Is she nervous? Only slightly. Knowing that Nethys can still see the future leads her to have a lot of faith in His plans. At worst, this all explodes, the Asmodeans kill her or her library curse kills her, and then Nefreti Clepati brings her back and sends her over to wherever Keltham went.
"I obviously stand ready to torture or kill her if that'd be helpful."

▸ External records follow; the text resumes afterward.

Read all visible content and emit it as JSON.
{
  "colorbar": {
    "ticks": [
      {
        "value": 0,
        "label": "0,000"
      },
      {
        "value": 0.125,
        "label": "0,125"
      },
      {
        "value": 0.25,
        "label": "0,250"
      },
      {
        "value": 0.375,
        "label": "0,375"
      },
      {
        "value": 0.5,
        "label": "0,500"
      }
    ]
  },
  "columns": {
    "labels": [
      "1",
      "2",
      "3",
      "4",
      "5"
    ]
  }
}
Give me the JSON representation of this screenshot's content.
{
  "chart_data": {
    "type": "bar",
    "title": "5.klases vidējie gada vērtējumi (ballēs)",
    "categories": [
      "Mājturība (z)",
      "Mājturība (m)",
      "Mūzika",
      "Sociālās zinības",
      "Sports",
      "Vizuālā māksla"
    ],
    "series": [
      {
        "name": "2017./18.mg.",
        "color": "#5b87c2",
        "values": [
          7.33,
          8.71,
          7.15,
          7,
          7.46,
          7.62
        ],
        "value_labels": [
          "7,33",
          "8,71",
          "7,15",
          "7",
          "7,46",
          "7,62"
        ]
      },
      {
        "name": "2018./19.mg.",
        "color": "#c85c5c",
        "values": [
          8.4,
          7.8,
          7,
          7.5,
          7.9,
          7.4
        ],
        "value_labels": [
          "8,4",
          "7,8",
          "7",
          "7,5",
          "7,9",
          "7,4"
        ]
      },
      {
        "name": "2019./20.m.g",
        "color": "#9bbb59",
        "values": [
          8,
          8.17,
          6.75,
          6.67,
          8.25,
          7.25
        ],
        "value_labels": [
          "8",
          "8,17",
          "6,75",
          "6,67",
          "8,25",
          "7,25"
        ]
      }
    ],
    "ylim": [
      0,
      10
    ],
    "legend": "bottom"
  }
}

Pilar says it more because she thinks she ought to, than because she means it. Something in Ione's words shook the same part of her that had the thought, in Elysium, about it being better if only people who wanted to go to Hell went to Hell.
"I wish," says Carissa. She's feeling shaken too.
"Why do you want to go to Hell?" Does that make her sound like she's only pretending herself. "In case Meritxell is the only one persuadable of my reasoning."